Types of Wood Fillers

The main types and properties of wood fillers for exterior surfaces, floors, and furniture stains.

Craftsman Style

¶ Wood fillers are needed for the purpose of filling the open cells or tiny crevices in open-grain woods such as oak, ash, chestnut, butternut, elm, mahogany, walnut, etc. All woods are composed of fibres and cells. While growing these cells are filled with water, sap or resin. When the wood is seasoned and dried the cells are filled with air. The surface cells are little holes or pores. In the open-grain woods listed above they are fairly large. In close-grain woods like maple, birch, bass, beech, cherry, cypress, fir, pine, gum, poplar, redwood, spruce, sycamore and holly, the cells are very small, the fibre being closely woven together.

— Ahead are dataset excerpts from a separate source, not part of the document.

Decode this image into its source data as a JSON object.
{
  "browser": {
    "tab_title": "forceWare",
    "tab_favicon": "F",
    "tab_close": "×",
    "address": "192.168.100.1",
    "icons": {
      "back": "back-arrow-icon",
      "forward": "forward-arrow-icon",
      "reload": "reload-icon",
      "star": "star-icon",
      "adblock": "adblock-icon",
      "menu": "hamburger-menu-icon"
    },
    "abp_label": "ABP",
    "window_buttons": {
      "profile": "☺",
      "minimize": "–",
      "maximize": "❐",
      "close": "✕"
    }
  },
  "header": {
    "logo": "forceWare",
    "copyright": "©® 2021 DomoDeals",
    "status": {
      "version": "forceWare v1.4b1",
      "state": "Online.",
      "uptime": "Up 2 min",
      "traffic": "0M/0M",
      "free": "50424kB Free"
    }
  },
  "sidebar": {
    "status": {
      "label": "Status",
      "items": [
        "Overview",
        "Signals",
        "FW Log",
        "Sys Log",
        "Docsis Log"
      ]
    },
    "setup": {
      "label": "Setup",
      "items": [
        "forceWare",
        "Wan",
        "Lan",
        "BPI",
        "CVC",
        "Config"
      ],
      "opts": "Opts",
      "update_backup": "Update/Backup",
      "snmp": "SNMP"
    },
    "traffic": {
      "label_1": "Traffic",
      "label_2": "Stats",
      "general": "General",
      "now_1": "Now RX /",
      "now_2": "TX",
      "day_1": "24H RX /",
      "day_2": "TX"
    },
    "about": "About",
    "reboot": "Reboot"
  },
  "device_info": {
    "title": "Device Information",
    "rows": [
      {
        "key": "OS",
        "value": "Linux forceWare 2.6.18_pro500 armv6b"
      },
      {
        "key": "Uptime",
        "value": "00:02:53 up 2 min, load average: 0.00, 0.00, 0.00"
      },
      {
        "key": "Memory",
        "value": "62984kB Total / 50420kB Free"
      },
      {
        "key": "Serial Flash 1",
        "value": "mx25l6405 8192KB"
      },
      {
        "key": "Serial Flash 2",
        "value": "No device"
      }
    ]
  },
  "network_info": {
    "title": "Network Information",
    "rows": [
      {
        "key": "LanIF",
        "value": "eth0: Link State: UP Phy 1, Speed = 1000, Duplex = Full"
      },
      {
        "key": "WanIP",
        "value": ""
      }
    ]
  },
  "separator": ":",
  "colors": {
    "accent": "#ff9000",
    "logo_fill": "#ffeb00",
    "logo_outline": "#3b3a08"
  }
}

¶ Fillers are of two kinds, paste and liquid. Paste fillers usually are semi-transparent but sometimes are opaque. Liquid fillers are transparent. The paste fillers are used on open-grain wood, while the liquid fillers are used usually on close-grain wood.

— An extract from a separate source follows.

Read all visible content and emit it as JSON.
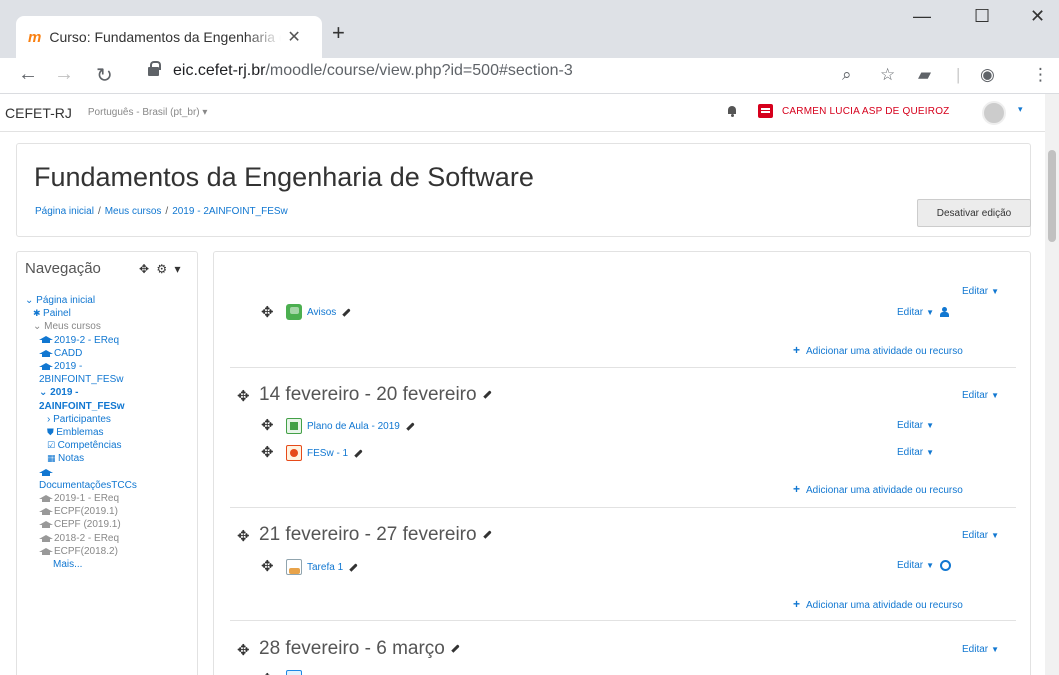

¶ The purpose served by fillers is that of leveling, by filling, the cells of the wood. They are used to build tip the tiny depressions in the wood, in other words, and thus prevent the varnish finish from sinking in and from giving a pitted or rippled effect. This effect is apt to remain even though several coats of varnish are put on, unless the under coats of varnish are rubbed down a great deal, when they act as a filler. It is cheaper and quicker to fill the surface before varnishing. The filler, however, should be as transparent as possible in order to preserve the natural color beauty of the wood. Although in some cases, like the two-tone finishes, the filler is purposely made opaque to gain a special effect.

¶ The close-grain woods are often finished without the use of any filler. And also the open-grain woods are finished without any filler to gain the correct effect for such finishes as weathered oak, fumed oak, Flemish oak, Flanders oak, antique oak, ebony, Jacobean.

¶ In the best classes of work the filler is put on after the stain, but in certain special cases and for cheaper work where it is desirable to save the labor of putting on a separate stain coat, the filler and stain are put on in one coat. The stain does not penetrate so deeply when combined with the filler coat but satisfactory results can be secured, especially if about 20% of the thinner liquid for the filler is composed of benzole, 90 degree, or solvent naphtha, 160 degree. When oil stains are to be used some finishers prefer to put the filler on first because filler containing oil put on over an oil stain is apt to lift the stain, mix it with the filler and produce a muddy, cloudy finish. The best practice, however, is to put on even the oil stain first, let dry and then seal it up with a very thin coat of shellac, about a 2-pound cut before the filler is spread on the wood. A thick coat of shellac which is not cut. down by considerable rubbing makes a poor foundation for a finish. When it is rubbed enough to cut off all shellac except that which is lodged in the pores of the wood it makes an excellent filler.

¶ One pound of paste filler will fill about forty square feet of surface. One gallon of liquid filler will fill from 200 to 400 square feet, depending upon its composition.

¶ The importance of proper filling of wood is indicated by the fact that the expert furniture finishers inspect a filled surface after it is dry with a magnifying glass.

¶ If he finds numerous pinholes in the filled surface, indicating that the filler bridged-over the open pores rather than entered and filled them, he brushes on a second coat of filler of thinner consistency, lets it dry hard, sandpapers down to the bare wood, then, removing all except what is lodged in the pores.